An Easier Way to Avoid Spring Cleaning Permanently
I’m a sucker for a good system. I want there to be a magic oracle out there that will tell me exactly what I need to do to keep my home clean and neat without my having to rethink things.
Flylady was the first system I ran across that fed this information to me. Although I was a devoted “flybaby” for years, I walked away because I couldn’t make her system work with my house, and I couldn’t customize it easily (see Why Flylady Didn’t Work For Me.)
Flylady insists that if you clean throughout the year, you will never have to do spring or fall cleaning again. And she’s right. But I haven’t been able to incorporate it for a few reasons.
My Remaining Struggle: Zone/Deep Cleaning
You see, I clean bathrooms and kitchen once a week. But that didn’t take into account the rest of the house, nor did it allow me to clean deeply in the kitchen. So I needed something to help me get through the rest.
Flylady has a concept called zones. Each week of the calendar month you focus on an area of your house, and use her lists. This approach keeps you from ever having to do a massive cleaning, such as my mother did.
This method worked well when I was dealing with a small condo. When we moved into the house, doubling the area I was caring for, I couldn’t keep up. Nor did I see the point of having to clean things that weren’t dirty.
So I have struggled with this concept. I love the idea of breaking the house into zones, and 5 zones works well for me. But I needed a way to adjust the rooms, the tasks, and how often the tasks came up for completion.
But there was a way out…being a programmer, I wrote a tool.
My Deep Cleaning Lists
I started with a basic room list. Then I allowed myself to group those rooms into the 5 zones to correspond to the weeks on the calendar. My house, my rooms, my grouping.
Then I wrote down the tasks I could do, and mapped the tasks to the rooms. I wanted a way to be able to assign the same tasks to different rooms, so a grid format was the way to go.
Then I decided how often I wanted to be reminded to do them. I don’t need to get my carpet cleaned every month, but I do need to dust the trim every month, or the pet hair takes over. So I set it up so I could choose how often a task was performed: yearly, semi-annually, quarterly, bi-monthly or monthly.

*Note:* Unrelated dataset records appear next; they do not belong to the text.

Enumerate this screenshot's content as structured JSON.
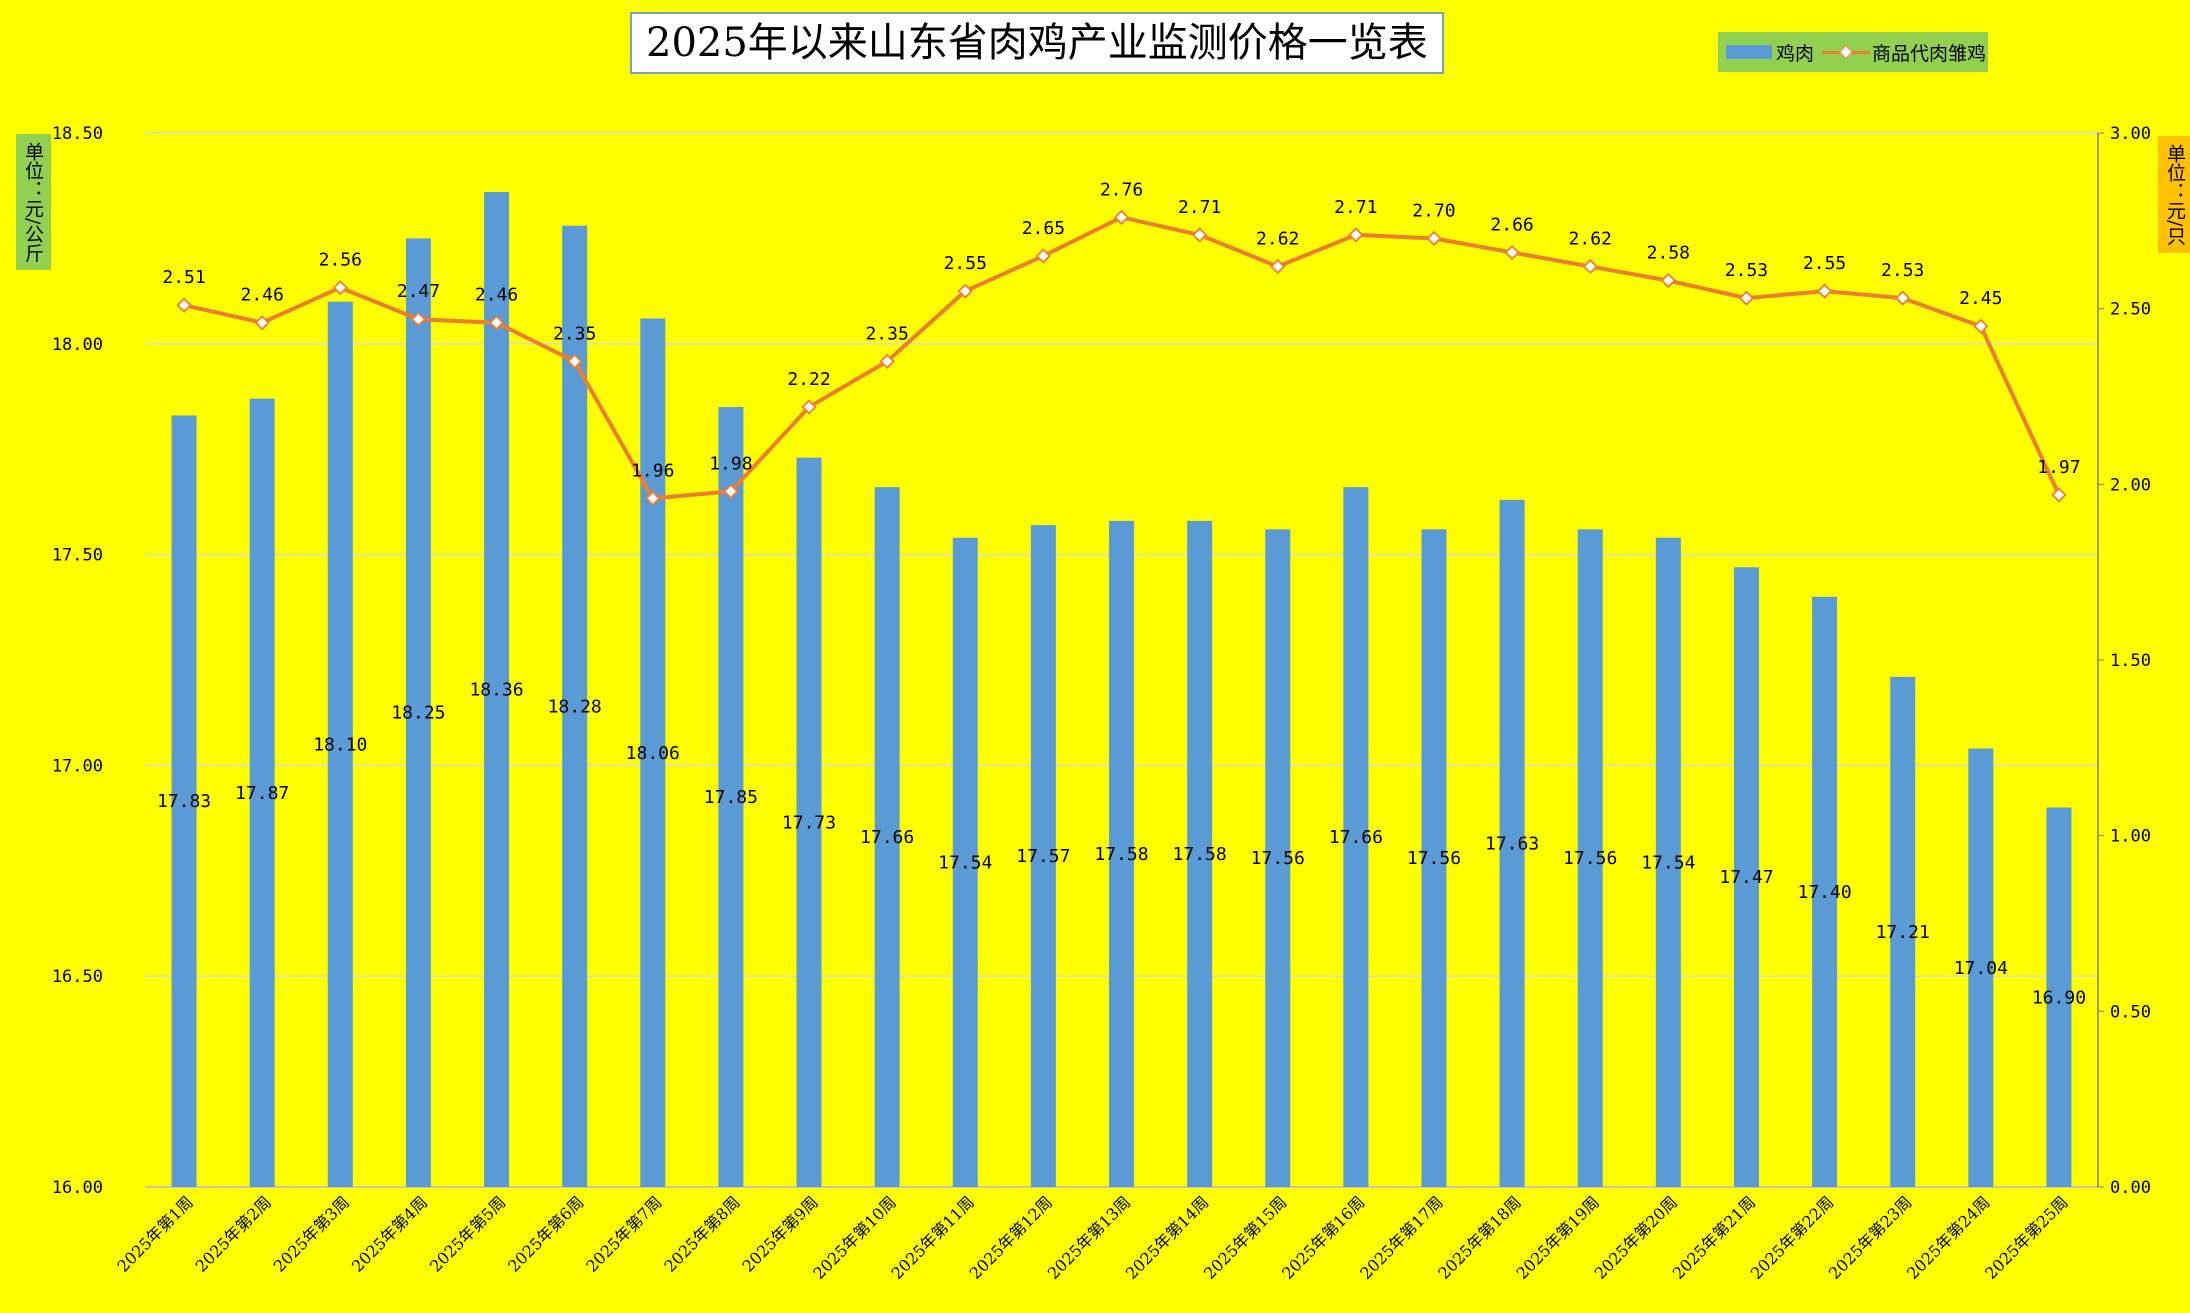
{
  "chart_data": {
    "type": "bar+line",
    "title": "2025年以来山东省肉鸡产业监测价格一览表",
    "categories": [
      "2025年第1周",
      "2025年第2周",
      "2025年第3周",
      "2025年第4周",
      "2025年第5周",
      "2025年第6周",
      "2025年第7周",
      "2025年第8周",
      "2025年第9周",
      "2025年第10周",
      "2025年第11周",
      "2025年第12周",
      "2025年第13周",
      "2025年第14周",
      "2025年第15周",
      "2025年第16周",
      "2025年第17周",
      "2025年第18周",
      "2025年第19周",
      "2025年第20周",
      "2025年第21周",
      "2025年第22周",
      "2025年第23周",
      "2025年第24周",
      "2025年第25周"
    ],
    "series": [
      {
        "name": "鸡肉",
        "type": "bar",
        "axis": "left",
        "color": "#5b9bd5",
        "values": [
          17.83,
          17.87,
          18.1,
          18.25,
          18.36,
          18.28,
          18.06,
          17.85,
          17.73,
          17.66,
          17.54,
          17.57,
          17.58,
          17.58,
          17.56,
          17.66,
          17.56,
          17.63,
          17.56,
          17.54,
          17.47,
          17.4,
          17.21,
          17.04,
          16.9
        ],
        "labels": [
          "17.83",
          "17.87",
          "18.10",
          "18.25",
          "18.36",
          "18.28",
          "18.06",
          "17.85",
          "17.73",
          "17.66",
          "17.54",
          "17.57",
          "17.58",
          "17.58",
          "17.56",
          "17.66",
          "17.56",
          "17.63",
          "17.56",
          "17.54",
          "17.47",
          "17.40",
          "17.21",
          "17.04",
          "16.90"
        ]
      },
      {
        "name": "商品代肉雏鸡",
        "type": "line",
        "axis": "right",
        "color": "#ed7d31",
        "values": [
          2.51,
          2.46,
          2.56,
          2.47,
          2.46,
          2.35,
          1.96,
          1.98,
          2.22,
          2.35,
          2.55,
          2.65,
          2.76,
          2.71,
          2.62,
          2.71,
          2.7,
          2.66,
          2.62,
          2.58,
          2.53,
          2.55,
          2.53,
          2.45,
          1.97
        ],
        "labels": [
          "2.51",
          "2.46",
          "2.56",
          "2.47",
          "2.46",
          "2.35",
          "1.96",
          "1.98",
          "2.22",
          "2.35",
          "2.55",
          "2.65",
          "2.76",
          "2.71",
          "2.62",
          "2.71",
          "2.70",
          "2.66",
          "2.62",
          "2.58",
          "2.53",
          "2.55",
          "2.53",
          "2.45",
          "1.97"
        ]
      }
    ],
    "y_left": {
      "label": "单位：元/公斤",
      "lim": [
        16.0,
        18.5
      ],
      "ticks": [
        "16.00",
        "16.50",
        "17.00",
        "17.50",
        "18.00",
        "18.50"
      ]
    },
    "y_right": {
      "label": "单位：元/只",
      "lim": [
        0,
        3.0
      ],
      "ticks": [
        "0.00",
        "0.50",
        "1.00",
        "1.50",
        "2.00",
        "2.50",
        "3.00"
      ]
    },
    "grid": true,
    "legend_position": "top-right",
    "legend": [
      "鸡肉",
      "商品代肉雏鸡"
    ]
  }
}
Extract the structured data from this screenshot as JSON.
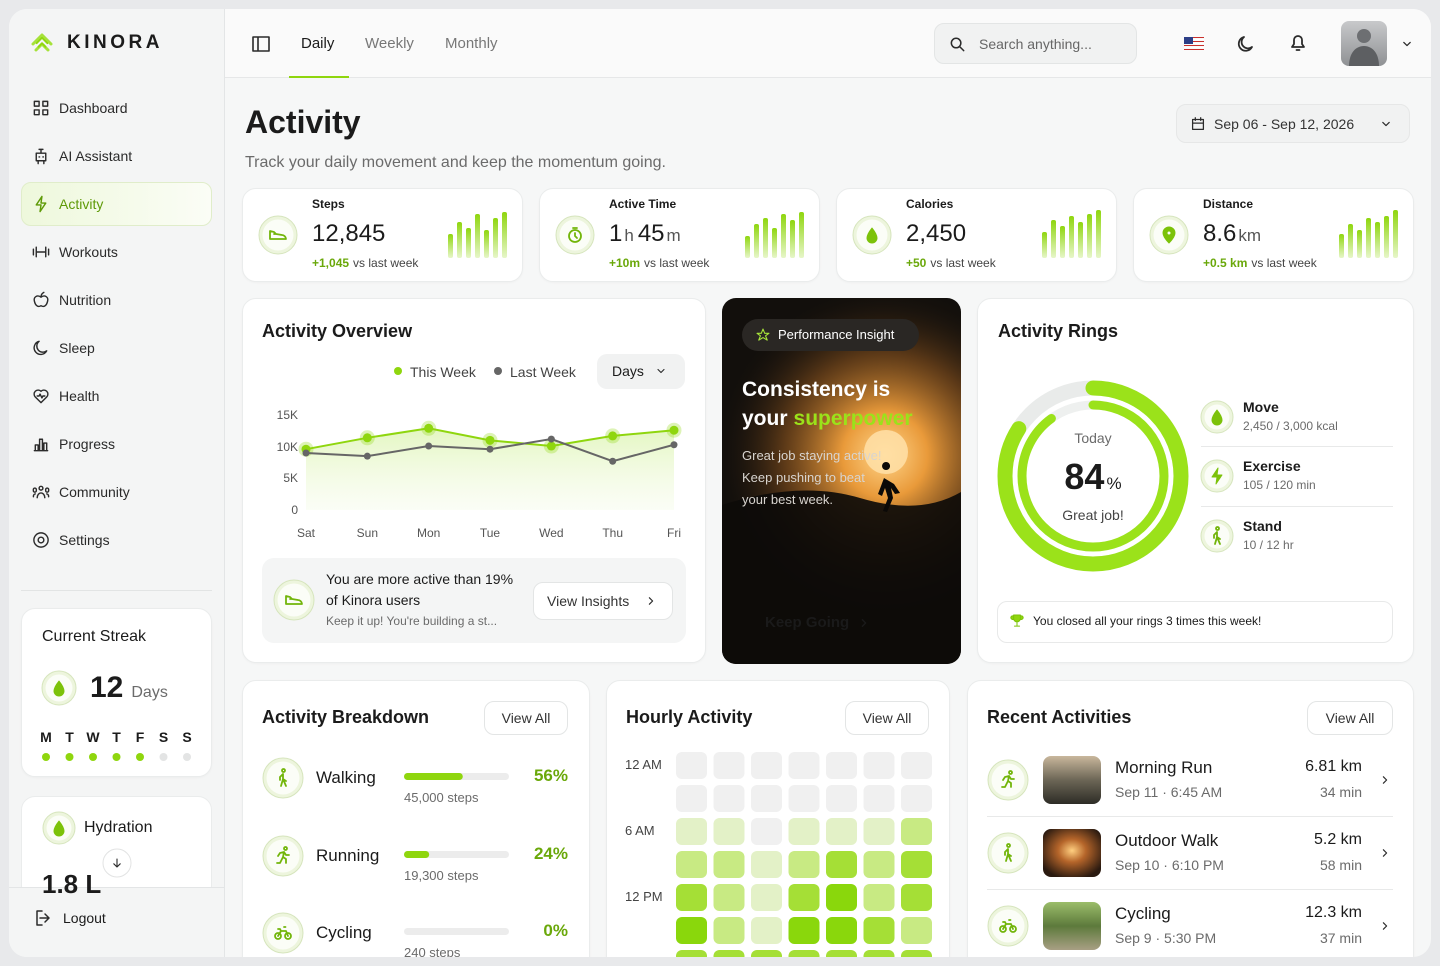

Then I made it generate a schedule for me.
The Cleaning Grid
This tool has been so helpful to me, I decided to make it available to you.
You put in your rooms. You group them according to how wish. You match up chores to the rooms. There’s a suggested list, but you can add your own. You decide how often you want to do the chores – even on the suggested lists. Then you push the button to generate the schedule. It’s really that easy.
Here’s the catch: it’s written in Microsoft Excel 2013. So if you don’t have access to Microsoft Excel 2013 or later, this won’t work for you. (I might make a Google Docs version at sometime in the future, but I’m not making any promises).
Want to know more? It’s available in my store: The Custom Chore Grid.
Conclusion
After stumbling through the Zones for years, and being unable to squelch my frustration at cleaning things that didn’t need to be cleaned, and the difficulty of using someone else’s map of their home on mine, I finally came up with a solution. My cleaning grid generator made it so that I can get back to cleaning deeply.